The article discusses the transition from task engine in InfluxDB v2 to broader interoperability with other ETL tools in InfluxDB 3.0, which prioritizes query and write performance for large datasets. It highlights three third-party tools that can be used with InfluxDB 3.0: Quicksight, Mage.ai, and FaaS (Function as a Service) tools such as AWS Lambda and Google Cloud Functions. The author provides resources to get started using Python client libraries with these tools.
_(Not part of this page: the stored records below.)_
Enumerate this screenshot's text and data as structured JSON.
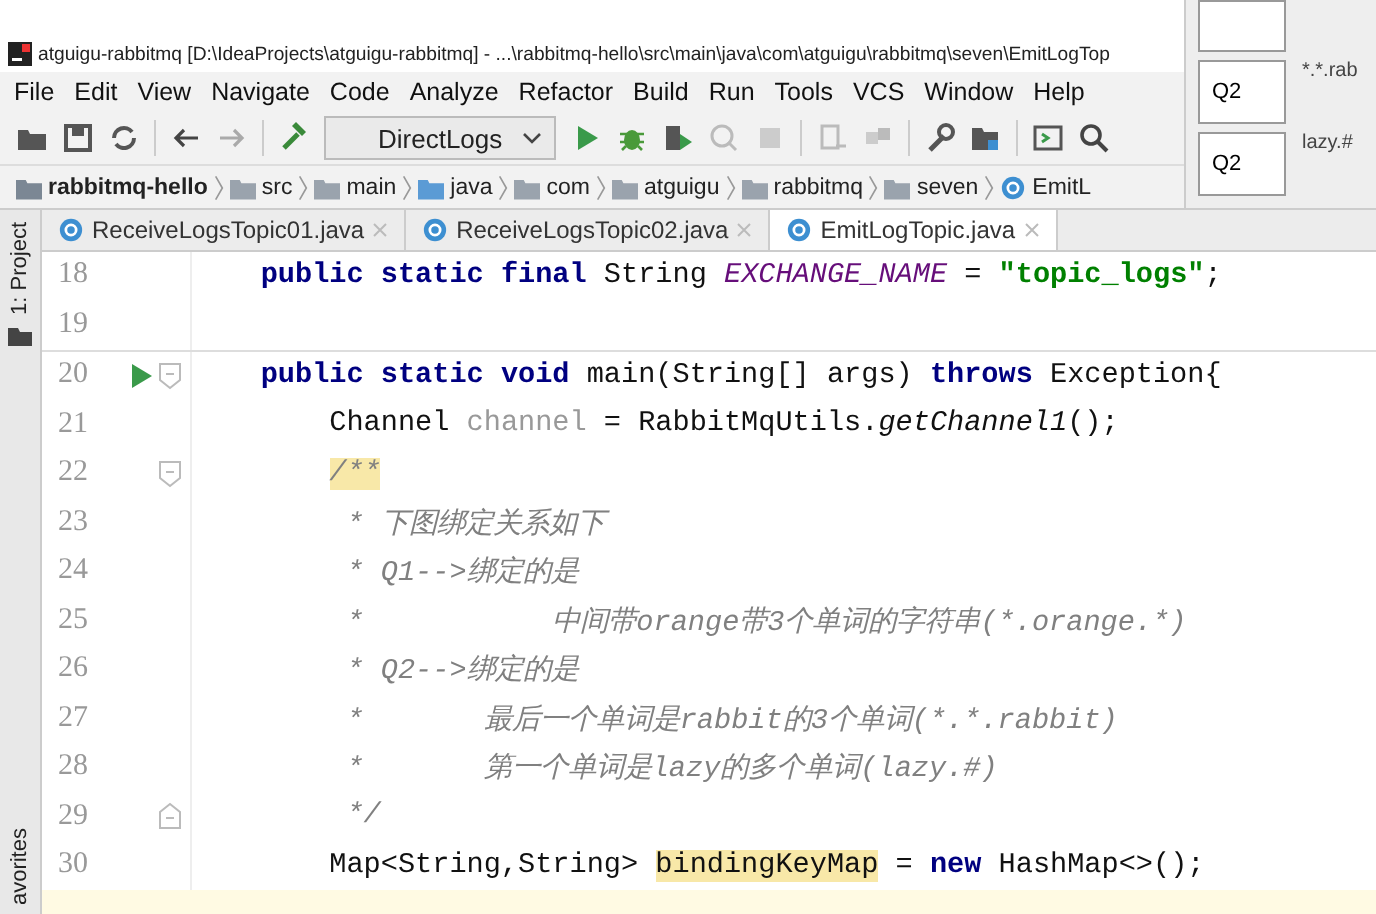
{
  "window": {
    "title": "atguigu-rabbitmq [D:\\IdeaProjects\\atguigu-rabbitmq] - ...\\rabbitmq-hello\\src\\main\\java\\com\\atguigu\\rabbitmq\\seven\\EmitLogTop"
  },
  "menu": [
    "File",
    "Edit",
    "View",
    "Navigate",
    "Code",
    "Analyze",
    "Refactor",
    "Build",
    "Run",
    "Tools",
    "VCS",
    "Window",
    "Help"
  ],
  "toolbar": {
    "run_config": "DirectLogs"
  },
  "breadcrumb": [
    {
      "label": "rabbitmq-hello",
      "kind": "module"
    },
    {
      "label": "src",
      "kind": "folder"
    },
    {
      "label": "main",
      "kind": "folder"
    },
    {
      "label": "java",
      "kind": "source"
    },
    {
      "label": "com",
      "kind": "package"
    },
    {
      "label": "atguigu",
      "kind": "package"
    },
    {
      "label": "rabbitmq",
      "kind": "package"
    },
    {
      "label": "seven",
      "kind": "package"
    },
    {
      "label": "EmitL",
      "kind": "class"
    }
  ],
  "side_tabs": {
    "top": "1: Project",
    "bottom": "avorites"
  },
  "tabs": [
    {
      "label": "ReceiveLogsTopic01.java",
      "selected": false
    },
    {
      "label": "ReceiveLogsTopic02.java",
      "selected": false
    },
    {
      "label": "EmitLogTopic.java",
      "selected": true
    }
  ],
  "lines": [
    {
      "number": "18",
      "tokens": [
        {
          "text": "    public static final ",
          "kind": "kw"
        },
        {
          "text": "String ",
          "kind": "plain"
        },
        {
          "text": "EXCHANGE_NAME",
          "kind": "const"
        },
        {
          "text": " = ",
          "kind": "plain"
        },
        {
          "text": "\"topic_logs\"",
          "kind": "str"
        },
        {
          "text": ";",
          "kind": "plain"
        }
      ]
    },
    {
      "number": "19"
    },
    {
      "number": "20",
      "run": true,
      "fold_start": true,
      "tokens": [
        {
          "text": "    public static void ",
          "kind": "kw"
        },
        {
          "text": "main(String[] args) ",
          "kind": "plain"
        },
        {
          "text": "throws ",
          "kind": "kw"
        },
        {
          "text": "Exception{",
          "kind": "plain"
        }
      ]
    },
    {
      "number": "21",
      "tokens": [
        {
          "text": "        Channel ",
          "kind": "plain"
        },
        {
          "text": "channel",
          "kind": "unused"
        },
        {
          "text": " = RabbitMqUtils.",
          "kind": "plain"
        },
        {
          "text": "getChannel1",
          "kind": "static"
        },
        {
          "text": "();",
          "kind": "plain"
        }
      ]
    },
    {
      "number": "22",
      "fold_start": true,
      "tokens": [
        {
          "text": "        /**",
          "kind": "comment-hl"
        }
      ]
    },
    {
      "number": "23",
      "tokens": [
        {
          "text": "         * 下图绑定关系如下",
          "kind": "comment"
        }
      ]
    },
    {
      "number": "24",
      "tokens": [
        {
          "text": "         * Q1-->绑定的是",
          "kind": "comment"
        }
      ]
    },
    {
      "number": "25",
      "tokens": [
        {
          "text": "         *           中间带orange带3个单词的字符串(*.orange.*)",
          "kind": "comment"
        }
      ]
    },
    {
      "number": "26",
      "tokens": [
        {
          "text": "         * Q2-->绑定的是",
          "kind": "comment"
        }
      ]
    },
    {
      "number": "27",
      "tokens": [
        {
          "text": "         *       最后一个单词是rabbit的3个单词(*.*.rabbit)",
          "kind": "comment"
        }
      ]
    },
    {
      "number": "28",
      "tokens": [
        {
          "text": "         *       第一个单词是lazy的多个单词(lazy.#)",
          "kind": "comment"
        }
      ]
    },
    {
      "number": "29",
      "fold_end": true,
      "tokens": [
        {
          "text": "         */",
          "kind": "comment"
        }
      ]
    },
    {
      "number": "30",
      "tokens": [
        {
          "text": "        Map<String,String> ",
          "kind": "plain"
        },
        {
          "text": "bindingKeyMap",
          "kind": "hl"
        },
        {
          "text": " = ",
          "kind": "plain"
        },
        {
          "text": "new ",
          "kind": "kw"
        },
        {
          "text": "HashMap<>();",
          "kind": "plain"
        }
      ]
    }
  ],
  "overlay_table": {
    "rows": [
      {
        "queue": "Q2",
        "key": "*.*.rab"
      },
      {
        "queue": "Q2",
        "key": "lazy.#"
      }
    ]
  }
}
They also share some benefits of each tool and encourage users to reach out for help via the community site or Slack channel if needed.
Feb 05, 2024
1,136 words in the original blog post.
DronaHQ is a cloud-based platform designed to simplify the process of building and deploying business applications, offering tools and features such as drag-and-drop interfaces, pre-built templates, and integrations with various databases and APIs. The platform supports cross-platform deployment and is popular among businesses looking to digitally transform their operations. DronaHQ recently introduced an InfluxDB 3.0 connector, allowing users to query data from InfluxDB 3.0 and other database sources to build monitoring applications. This integration enables interoperability between DronaHQ and InfluxDB 3.0, facilitating the creation of dashboarding or monitoring applications. With its low-code development environment, DronaHQ makes it possible for users with limited technical expertise to create custom applications quickly and efficiently. The platform's focus on ease of use, flexibility, and speed has made it a popular choice for businesses seeking to streamline processes and deploy applications across various devices and operating systems.
Feb 02, 2024
726 words in the original blog post.